J’ai entendu les paroles outrageantes de Moab et les blasphèmes des fils d’Ammon, quand ils ont outragé mon peuple et l’ont bravé sur ses frontières.
9 Zo waar Ik leef, spreekt Jahweh der heirscharen, Israëls God: Daarom zal Moab als Sodoma worden, Als Gomorra de zonen van Ammon. Een veld met doornen zal het worden, Een zouthoop, een steppe voor eeuwig; Het Overschot van mijn volk maakt het buit, De Rest van mijn natie ontvangt het tot erfdeel!

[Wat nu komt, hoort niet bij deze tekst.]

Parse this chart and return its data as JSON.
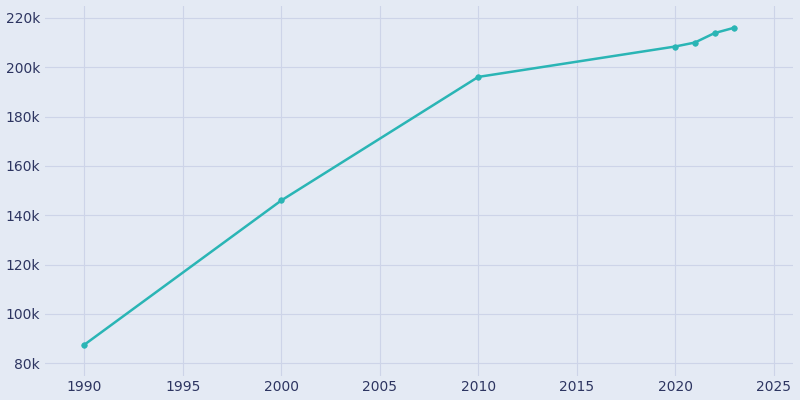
{
  "years": [
    1990,
    2000,
    2010,
    2020,
    2021,
    2022,
    2023
  ],
  "population": [
    87535,
    146000,
    196069,
    208394,
    210000,
    213839,
    216000
  ],
  "line_color": "#2ab5b5",
  "marker_color": "#2ab5b5",
  "background_color": "#e4eaf4",
  "grid_color": "#cdd4e8",
  "text_color": "#2d3561",
  "xlim": [
    1988,
    2026
  ],
  "ylim": [
    75000,
    225000
  ],
  "xticks": [
    1990,
    1995,
    2000,
    2005,
    2010,
    2015,
    2020,
    2025
  ],
  "yticks": [
    80000,
    100000,
    120000,
    140000,
    160000,
    180000,
    200000,
    220000
  ],
  "line_width": 1.8,
  "marker_size": 4,
  "figsize": [
    8.0,
    4.0
  ],
  "dpi": 100
}
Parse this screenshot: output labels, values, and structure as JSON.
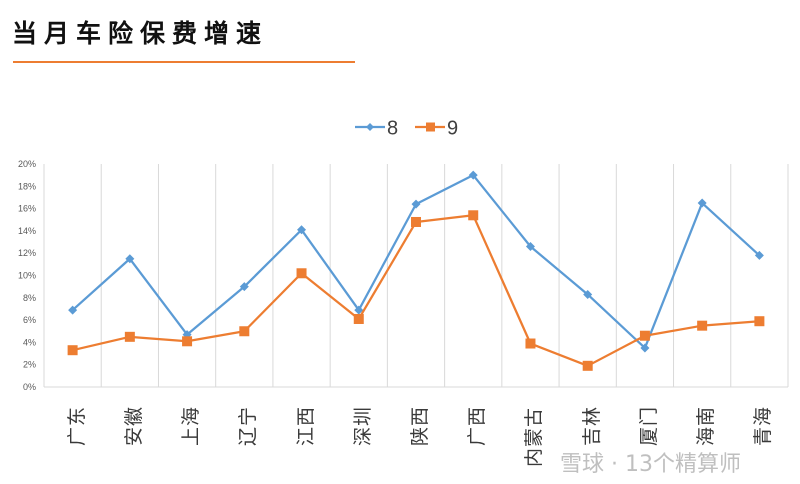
{
  "header": {
    "title": "当月车险保费增速",
    "accent_color": "#ed7d31"
  },
  "watermark": {
    "text": "雪球 · 13个精算师"
  },
  "chart_data": {
    "type": "line",
    "title": "当月车险保费增速",
    "xlabel": "",
    "ylabel": "",
    "ylim": [
      0,
      20
    ],
    "y_ticks": [
      "0%",
      "2%",
      "4%",
      "6%",
      "8%",
      "10%",
      "12%",
      "14%",
      "16%",
      "18%",
      "20%"
    ],
    "grid": "vertical category gridlines",
    "legend_position": "top",
    "categories": [
      "广东",
      "安徽",
      "上海",
      "辽宁",
      "江西",
      "深圳",
      "陕西",
      "广西",
      "内蒙古",
      "吉林",
      "厦门",
      "海南",
      "青海"
    ],
    "series": [
      {
        "name": "8",
        "color": "#5b9bd5",
        "marker": "diamond",
        "values": [
          6.9,
          11.5,
          4.7,
          9.0,
          14.1,
          6.9,
          16.4,
          19.0,
          12.6,
          8.3,
          3.5,
          16.5,
          11.8
        ]
      },
      {
        "name": "9",
        "color": "#ed7d31",
        "marker": "square",
        "values": [
          3.3,
          4.5,
          4.1,
          5.0,
          10.2,
          6.1,
          14.8,
          15.4,
          3.9,
          1.9,
          4.6,
          5.5,
          5.9
        ]
      }
    ]
  }
}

À cause de cela, je vis, moi, dit le Seigneur des armées, le Dieu d’Israël, Moab sera comme Sodome, et les fils d’Ammon comme Gomorrhe; ils auront des épines sèches, et des morceaux de sel, et un désert pour toujours; les restes de mon peuple les pilleront, et ceux de ma nation qui auront survécu en seront les maîtres.

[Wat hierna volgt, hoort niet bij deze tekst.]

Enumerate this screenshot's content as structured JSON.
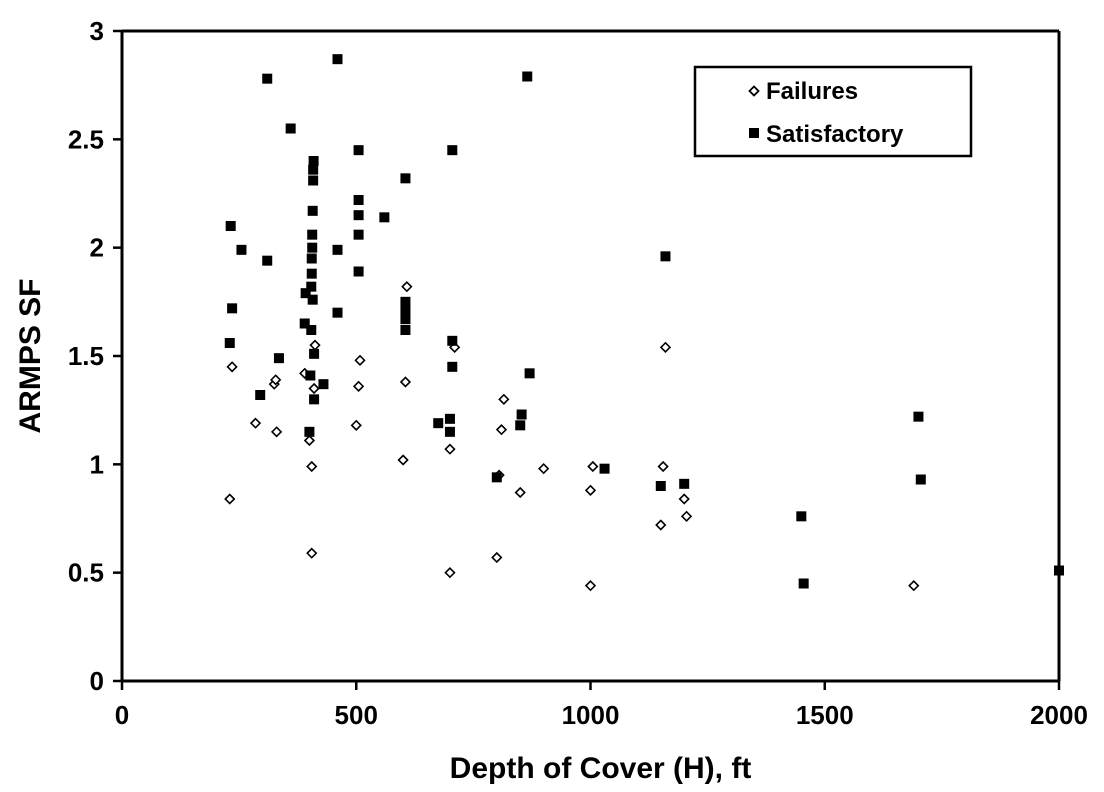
{
  "chart_data": {
    "type": "scatter",
    "title": "",
    "xlabel": "Depth of Cover (H), ft",
    "ylabel": "ARMPS SF",
    "xlim": [
      0,
      2000
    ],
    "ylim": [
      0,
      3
    ],
    "x_ticks": [
      "0",
      "500",
      "1000",
      "1500",
      "2000"
    ],
    "y_ticks": [
      "0",
      "0.5",
      "1",
      "1.5",
      "2",
      "2.5",
      "3"
    ],
    "grid": false,
    "legend_position": "top-right",
    "series": [
      {
        "name": "Failures",
        "marker": "open-diamond",
        "color": "#000000",
        "points": [
          [
            230,
            0.84
          ],
          [
            235,
            1.45
          ],
          [
            285,
            1.19
          ],
          [
            325,
            1.37
          ],
          [
            328,
            1.39
          ],
          [
            330,
            1.15
          ],
          [
            390,
            1.42
          ],
          [
            400,
            1.11
          ],
          [
            405,
            0.99
          ],
          [
            405,
            0.59
          ],
          [
            410,
            1.35
          ],
          [
            412,
            1.55
          ],
          [
            500,
            1.18
          ],
          [
            505,
            1.36
          ],
          [
            508,
            1.48
          ],
          [
            600,
            1.02
          ],
          [
            605,
            1.38
          ],
          [
            608,
            1.82
          ],
          [
            700,
            1.07
          ],
          [
            700,
            0.5
          ],
          [
            710,
            1.54
          ],
          [
            800,
            0.57
          ],
          [
            805,
            0.95
          ],
          [
            810,
            1.16
          ],
          [
            815,
            1.3
          ],
          [
            850,
            0.87
          ],
          [
            900,
            0.98
          ],
          [
            1000,
            0.44
          ],
          [
            1000,
            0.88
          ],
          [
            1005,
            0.99
          ],
          [
            1150,
            0.72
          ],
          [
            1155,
            0.99
          ],
          [
            1160,
            1.54
          ],
          [
            1200,
            0.84
          ],
          [
            1205,
            0.76
          ],
          [
            1690,
            0.44
          ]
        ]
      },
      {
        "name": "Satisfactory",
        "marker": "filled-square",
        "color": "#000000",
        "points": [
          [
            230,
            1.56
          ],
          [
            232,
            2.1
          ],
          [
            235,
            1.72
          ],
          [
            255,
            1.99
          ],
          [
            295,
            1.32
          ],
          [
            310,
            1.94
          ],
          [
            310,
            2.78
          ],
          [
            335,
            1.49
          ],
          [
            360,
            2.55
          ],
          [
            390,
            1.65
          ],
          [
            392,
            1.79
          ],
          [
            400,
            1.15
          ],
          [
            402,
            1.41
          ],
          [
            404,
            1.62
          ],
          [
            404,
            1.82
          ],
          [
            405,
            1.88
          ],
          [
            405,
            1.95
          ],
          [
            406,
            2.0
          ],
          [
            406,
            2.06
          ],
          [
            407,
            1.76
          ],
          [
            407,
            2.17
          ],
          [
            408,
            2.31
          ],
          [
            408,
            2.36
          ],
          [
            409,
            2.4
          ],
          [
            410,
            1.3
          ],
          [
            410,
            1.51
          ],
          [
            430,
            1.37
          ],
          [
            460,
            2.87
          ],
          [
            460,
            1.99
          ],
          [
            460,
            1.7
          ],
          [
            505,
            2.45
          ],
          [
            505,
            2.22
          ],
          [
            505,
            2.15
          ],
          [
            505,
            2.06
          ],
          [
            505,
            1.89
          ],
          [
            560,
            2.14
          ],
          [
            605,
            2.32
          ],
          [
            605,
            1.75
          ],
          [
            605,
            1.71
          ],
          [
            605,
            1.67
          ],
          [
            605,
            1.62
          ],
          [
            675,
            1.19
          ],
          [
            700,
            1.21
          ],
          [
            700,
            1.15
          ],
          [
            705,
            2.45
          ],
          [
            705,
            1.57
          ],
          [
            705,
            1.45
          ],
          [
            800,
            0.94
          ],
          [
            850,
            1.18
          ],
          [
            853,
            1.23
          ],
          [
            865,
            2.79
          ],
          [
            870,
            1.42
          ],
          [
            1030,
            0.98
          ],
          [
            1150,
            0.9
          ],
          [
            1160,
            1.96
          ],
          [
            1200,
            0.91
          ],
          [
            1450,
            0.76
          ],
          [
            1455,
            0.45
          ],
          [
            1700,
            1.22
          ],
          [
            1705,
            0.93
          ],
          [
            2000,
            0.51
          ]
        ]
      }
    ]
  }
}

10 Dat zal hun lot zijn, Als loon voor hun trots; Omdat zij hebben gesmaad en gehoond Het volk van Jahweh der heirscharen.

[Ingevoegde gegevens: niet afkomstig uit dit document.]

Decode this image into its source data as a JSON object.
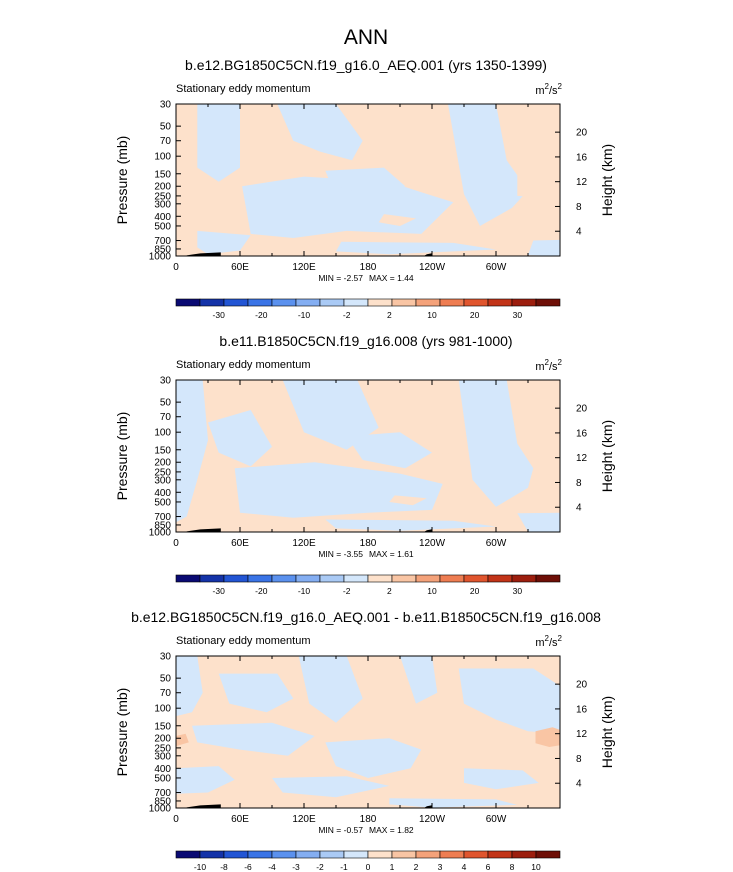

Cela leur arrivera à cause de leur orgueil; parce qu’ils ont blasphémé, et ont bravé le peuple du Seigneur des armées.
11 Dan zal Jahweh door hen worden gevreesd, Omdat Jahweh de goden der aarde vernielt; En iedereen zal op zijn eigen plaats Hem aanbidden, Op alle eilanden der volken!
Le Seigneur sera terrible contre eux, et il anéantira tous les dieux de la terre; et les hommes l’adoreront, chacun en son lieu, ainsi que toutes les îles des nations.
12 Gij ook, Koesjieten Zult worden vermoord door mijn zwaard!
Mais vous aussi, Ethiopiens, vous serez tués par mon glaive.
13 Dan strekt Hij zijn hand tegen het noorden uit, Richt Assjoer te gronde, Maakt van Ninive een woestijn, Verdord als een steppe.
Et il étendra sa main vers l’aquilon et perdra Assur; et il fera de la cité magnifique une solitude, et un lieu inaccessible, et comme un désert.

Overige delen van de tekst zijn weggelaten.